On Wednesday and Thursday, the Sundance Institute announced its feature selections for the festival, running Jan. 20-30 in Park City, Utah.
Considered the premier showcase of American independent film, the festival will show 155 features divided into a dozen categories.
In the lineup are "The Off Hours," "The Catechism Cataclysm" and "The Oregonian," all filmed at least partially in Seattle with mostly local casts and crews.
Also showing will be "The Details"; it was also shot in Seattle, but the primary names behind it are from outside the area — including stars Elizabeth Banks, Laura Linney and Tobey Maguire.
Megan Griffiths wrote and directed "The Off Hours," in which a handful of average people at a truck stop reconsider the directions of their lives.
The Seattle resident is also a producer of "The Catechism Cataclysm," a buddy comedy about a priest who takes a disastrous canoeing trip with an old friend. (Lacey Leavitt, another Seattleite, also worked as a producer on both films.)
Griffiths and "Cataclysm" writer/director Todd Rohal both conceived their projects years ago but, as the economy worsened and funding for independent film contracted, realized big investors weren't forthcoming.
This year, they decided to chop their budgets and find casts and crews they could persuade to work for less, or even for nothing.
Rohal, who is based in New York, considered locations in Virginia, Texas and upstate New York before his friend Griffiths joined the project as a producer and convinced him to film in Washington.
"Easily the best decision I made for this film," he wrote in an e-mail. "The crew and location in Washington made this film what it is. It's beautiful and well-crafted and that's all because of what we were lucky enough to find in the area."
Griffiths and Rohal say Seattle's close-knit film community helped reduce the negative effects of a vastly reduced budget. Many of the same crew and cast members worked several of this year's selected films, and local businesses volunteered to provide food, transportation and other services.
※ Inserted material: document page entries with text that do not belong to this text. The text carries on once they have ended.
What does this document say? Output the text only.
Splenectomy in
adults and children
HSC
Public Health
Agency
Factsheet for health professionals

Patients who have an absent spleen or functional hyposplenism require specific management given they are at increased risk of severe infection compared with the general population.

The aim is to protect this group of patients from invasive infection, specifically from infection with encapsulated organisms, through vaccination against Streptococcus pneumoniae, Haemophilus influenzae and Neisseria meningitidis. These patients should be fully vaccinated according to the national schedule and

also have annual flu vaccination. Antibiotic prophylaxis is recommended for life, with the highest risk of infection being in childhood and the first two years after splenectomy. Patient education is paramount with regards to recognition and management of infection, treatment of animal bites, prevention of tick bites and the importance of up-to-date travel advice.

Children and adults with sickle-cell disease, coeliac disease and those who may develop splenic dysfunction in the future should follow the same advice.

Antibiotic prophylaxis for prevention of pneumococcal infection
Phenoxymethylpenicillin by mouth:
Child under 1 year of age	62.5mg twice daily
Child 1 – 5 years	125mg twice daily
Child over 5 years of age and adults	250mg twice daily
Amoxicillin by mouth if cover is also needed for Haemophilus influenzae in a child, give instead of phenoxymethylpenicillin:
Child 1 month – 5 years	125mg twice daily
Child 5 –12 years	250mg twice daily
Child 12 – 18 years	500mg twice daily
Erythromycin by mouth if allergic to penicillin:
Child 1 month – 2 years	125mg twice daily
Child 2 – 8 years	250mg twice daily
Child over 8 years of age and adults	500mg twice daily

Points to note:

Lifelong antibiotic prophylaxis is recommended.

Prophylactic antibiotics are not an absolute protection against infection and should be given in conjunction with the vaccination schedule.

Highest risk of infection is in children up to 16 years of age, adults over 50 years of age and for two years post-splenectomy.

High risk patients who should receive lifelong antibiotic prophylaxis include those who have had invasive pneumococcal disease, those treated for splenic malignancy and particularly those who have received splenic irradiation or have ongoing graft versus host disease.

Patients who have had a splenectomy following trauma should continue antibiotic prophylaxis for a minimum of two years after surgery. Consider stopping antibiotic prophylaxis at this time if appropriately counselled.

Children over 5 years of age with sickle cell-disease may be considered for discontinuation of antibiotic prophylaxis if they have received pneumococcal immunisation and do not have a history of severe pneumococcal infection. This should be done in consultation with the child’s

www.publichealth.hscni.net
"I think people would be really impressed, based on the production quality of the film ["The Off Hours"], at how little it cost," Griffiths said. "They both look like movies. They're both fantastic, and I don't think that would be possible without so many people volunteering to help."
Much of "The Oregonian," which writer/director Calvin Lee Reeder calls "a sort of nightmare probing of the unknown," was filmed in Washington, including in the Seattle area. Reeder grew up in Renton and lived in Seattle before moving to Los Angeles three years ago. He has previously been to Sundance with two shorts, both of which were also filmed here.
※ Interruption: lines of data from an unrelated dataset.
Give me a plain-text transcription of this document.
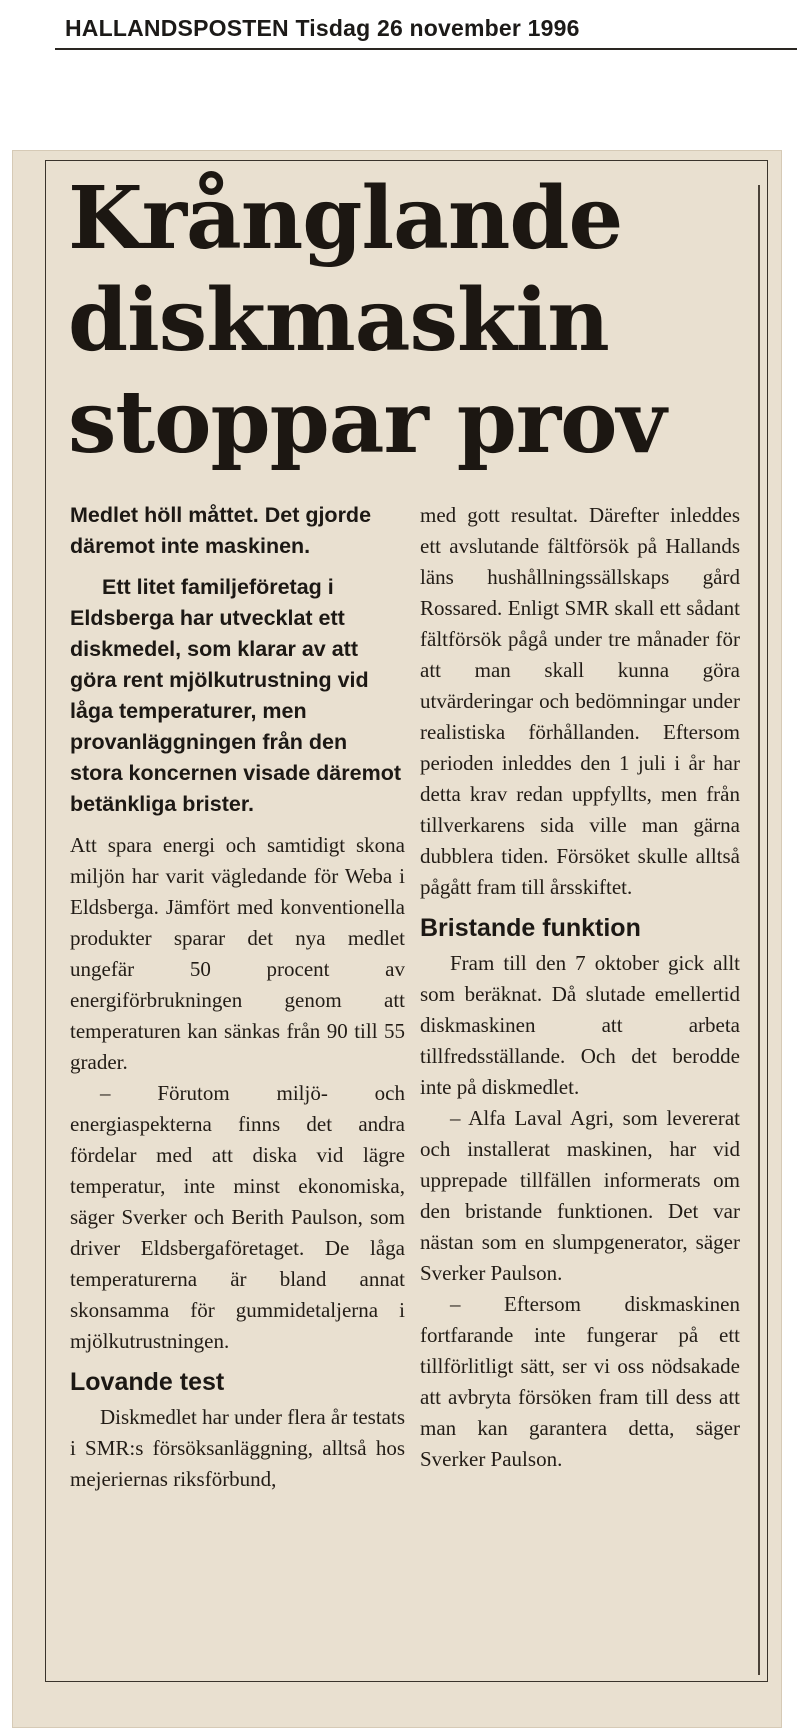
HALLANDSPOSTEN Tisdag 26 november 1996
Krånglande
diskmaskin
stoppar prov

Medlet höll måttet. Det gjorde däremot inte maskinen.

Ett litet familjeföretag i Eldsberga har utvecklat ett diskmedel, som klarar av att göra rent mjölkutrustning vid låga temperaturer, men provanläggningen från den stora koncernen visade däremot betänkliga brister.

Att spara energi och samtidigt skona miljön har varit vägledande för Weba i Eldsberga. Jämfört med konventionella produkter sparar det nya medlet ungefär 50 procent av energiförbrukningen genom att temperaturen kan sänkas från 90 till 55 grader.

– Förutom miljö- och energiaspekterna finns det andra fördelar med att diska vid lägre temperatur, inte minst ekonomiska, säger Sverker och Berith Paulson, som driver Eldsbergaföretaget. De låga temperaturerna är bland annat skonsamma för gummidetaljerna i mjölkutrustningen.

Lovande test

Diskmedlet har under flera år testats i SMR:s försöksanläggning, alltså hos mejeriernas riksförbund,

med gott resultat. Därefter inleddes ett avslutande fältförsök på Hallands läns hushållningssällskaps gård Rossared. Enligt SMR skall ett sådant fältförsök pågå under tre månader för att man skall kunna göra utvärderingar och bedömningar under realistiska förhållanden. Eftersom perioden inleddes den 1 juli i år har detta krav redan uppfyllts, men från tillverkarens sida ville man gärna dubblera tiden. Försöket skulle alltså pågått fram till årsskiftet.

Bristande funktion

Fram till den 7 oktober gick allt som beräknat. Då slutade emellertid diskmaskinen att arbeta tillfredsställande. Och det berodde inte på diskmedlet.

– Alfa Laval Agri, som levererat och installerat maskinen, har vid upprepade tillfällen informerats om den bristande funktionen. Det var nästan som en slumpgenerator, säger Sverker Paulson.

– Eftersom diskmaskinen fortfarande inte fungerar på ett tillförlitligt sätt, ser vi oss nödsakade att avbryta försöken fram till dess att man kan garantera detta, säger Sverker Paulson.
"It's a big honor to be selected and I'm always surprised when they all actually agree to play my stuff," Reeder said of his psychedelic-feeling films. "I'm sure I've never been a unanimously selected dude."
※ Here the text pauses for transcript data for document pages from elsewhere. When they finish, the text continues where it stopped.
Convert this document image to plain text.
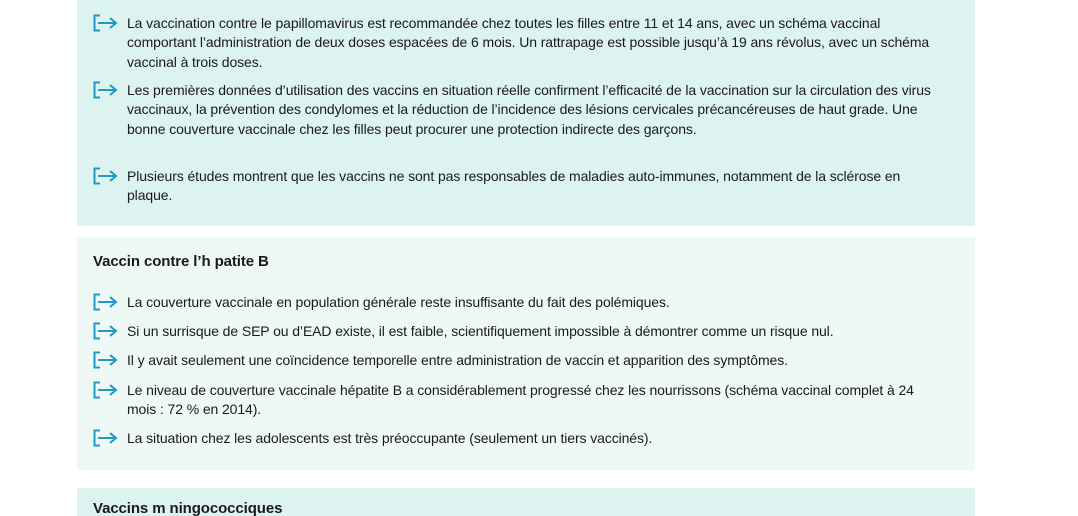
La vaccination contre le papillomavirus est recommandée chez toutes les filles entre 11 et 14 ans, avec un schéma vaccinal comportant l’administration de deux doses espacées de 6 mois. Un rattrapage est possible jusqu’à 19 ans révolus, avec un schéma vaccinal à trois doses.
Les premières données d’utilisation des vaccins en situation réelle confirment l’efficacité de la vaccination sur la circulation des virus vaccinaux, la prévention des condylomes et la réduction de l’incidence des lésions cervicales précancéreuses de haut grade. Une bonne couverture vaccinale chez les filles peut procurer une protection indirecte des garçons.
Plusieurs études montrent que les vaccins ne sont pas responsables de maladies auto-immunes, notamment de la sclérose en plaque.
Vaccin contre l’h patite B
La couverture vaccinale en population générale reste insuffisante du fait des polémiques.
Si un surrisque de SEP ou d’EAD existe, il est faible, scientifiquement impossible à démontrer comme un risque nul.
Il y avait seulement une coïncidence temporelle entre administration de vaccin et apparition des symptômes.
Le niveau de couverture vaccinale hépatite B a considérablement progressé chez les nourrissons (schéma vaccinal complet à 24 mois : 72 % en 2014).
La situation chez les adolescents est très préoccupante (seulement un tiers vaccinés).
Vaccins m ningococciques
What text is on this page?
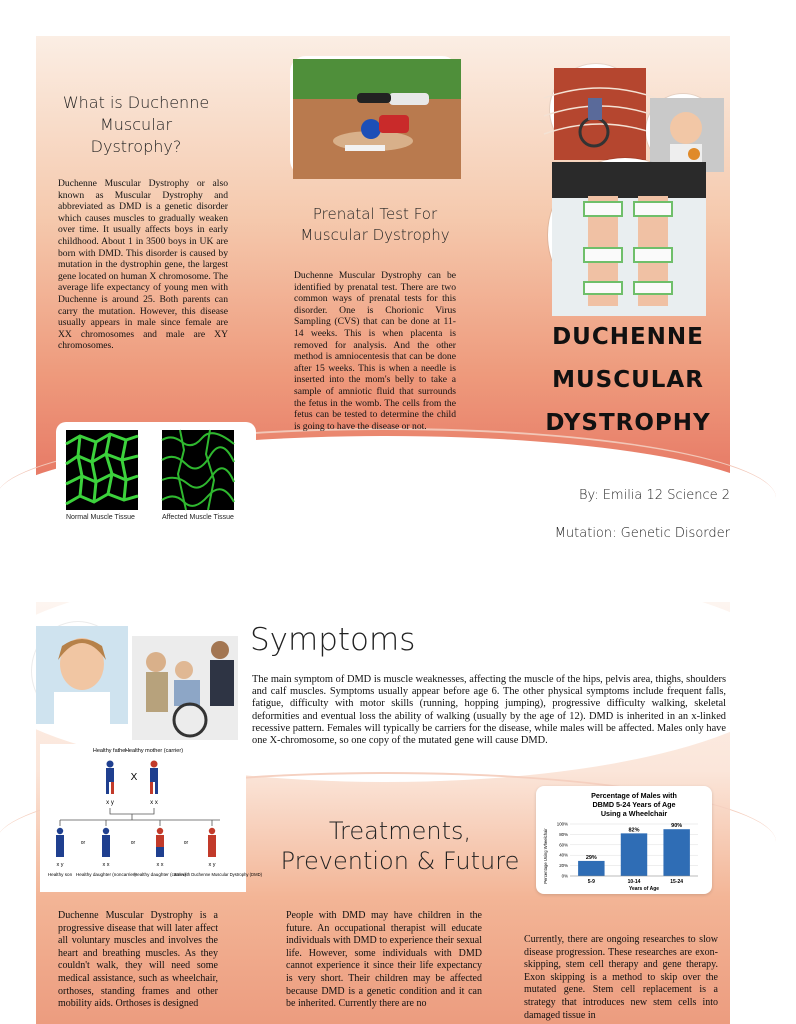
What is Duchenne Muscular Dystrophy?

Duchenne Muscular Dystrophy or also known as Muscular Dystrophy and abbreviated as DMD is a genetic disorder which causes muscles to gradually weaken over time. It usually affects boys in early childhood. About 1 in 3500 boys in UK are born with DMD. This disorder is caused by mutation in the dystrophin gene, the largest gene located on human X chromosome. The average life expectancy of young men with Duchenne is around 25. Both parents can carry the mutation. However, this disease usually appears in male since female are XX chromosomes and male are XY chromosomes.

Normal Muscle Tissue	Affected Muscle Tissue
Prenatal Test For Muscular Dystrophy

Duchenne Muscular Dystrophy can be identified by prenatal test. There are two common ways of prenatal tests for this disorder. One is Chorionic Virus Sampling (CVS) that can be done at 11-14 weeks. This is when placenta is removed for analysis. And the other method is amniocentesis that can be done after 15 weeks. This is when a needle is inserted into the mom's belly to take a sample of amniotic fluid that surrounds the fetus in the womb. The cells from the fetus can be tested to determine the child is going to have the disease or not.

DUCHENNE
MUSCULAR
DYSTROPHY
By: Emilia 12 Science 2
Mutation: Genetic Disorder
Symptoms

The main symptom of DMD is muscle weaknesses, affecting the muscle of the hips, pelvis area, thighs, shoulders and calf muscles. Symptoms usually appear before age 6. The other physical symptoms include frequent falls, fatigue, difficulty with motor skills (running, hopping jumping), progressive difficulty walking, skeletal deformities and eventual loss the ability of walking (usually by the age of 12). DMD is inherited in an x-linked recessive pattern. Females will typically be carriers for the disease, while males will be affected. Males only have one X-chromosome, so one copy of the mutated gene will cause DMD.

Healthy father
Healthy mother (carrier)
X
x y	x x
or	or	or
x y	x x	x x	x y
Healthy son Healthy daughter (noncarrier)
Healthy daughter (carrier)
Son with Duchenne Muscular Dystrophy (DMD)
Treatments,
Prevention & Future
Percentage of Males with
DBMD 5-24 Years of Age
Using a Wheelchair
Percentage Using Wheelchair
Years of Age
0%
20%
40%
60%
80%
100%
29%
5-9
82%
10-14
90%
15-24

Duchenne Muscular Dystrophy is a progressive disease that will later affect all voluntary muscles and involves the heart and breathing muscles. As they couldn't walk, they will need some medical assistance, such as wheelchair, orthoses, standing frames and other mobility aids. Orthoses is designed

People with DMD may have children in the future. An occupational therapist will educate individuals with DMD to experience their sexual life. However, some individuals with DMD cannot experience it since their life expectancy is very short. Their children may be affected because DMD is a genetic condition and it can be inherited. Currently there are no

Currently, there are ongoing researches to slow disease progression. These researches are exon-skipping, stem cell therapy and gene therapy. Exon skipping is a method to skip over the mutated gene. Stem cell replacement is a strategy that introduces new stem cells into damaged tissue in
The Seattle filmmakers' stories reflect a larger do-it-yourself trend in independent film. Despite a hostile economic landscape, the Sundance festival got more submissions than ever, surpassing 10,000 total entries for the first time. "Indie film is healthy and alive right now," festival director John Cooper wrote in a live chat on Wednesday, after the festival announced the first half of its slate.
"The Catechism Cataclysm" and "The Oregonian" will screen in the festival's Park City at Midnight section. Typically the home of horror and other less family-friendly fare, it has shown breakout hits such as "The Blair Witch Project."
"The Off Hours" will have its premiere in the Next category, which debuted last year and features low-budget work. Although filmgoers and critics were initially unsure what to make of Next, several of last year's most highly praised films came out of the category.
"The Details" will screen in the high-profile Premieres category.
Other selected films with Northwest themes include two Oregon-based documentaries: "How to Die in Oregon" is about that state's physician-assisted suicide law, and "If a Tree Falls: A Story of the Earth Liberation Front" looks at radical environmentalists' attacks on Northwest timber companies.
Christy Karras: christykarras@gmail.com
This article was corrected on Monday, Dec. 6. The movie "The Details" was shot in Seattle. An earlier version of the story said it was shot in Kirkland.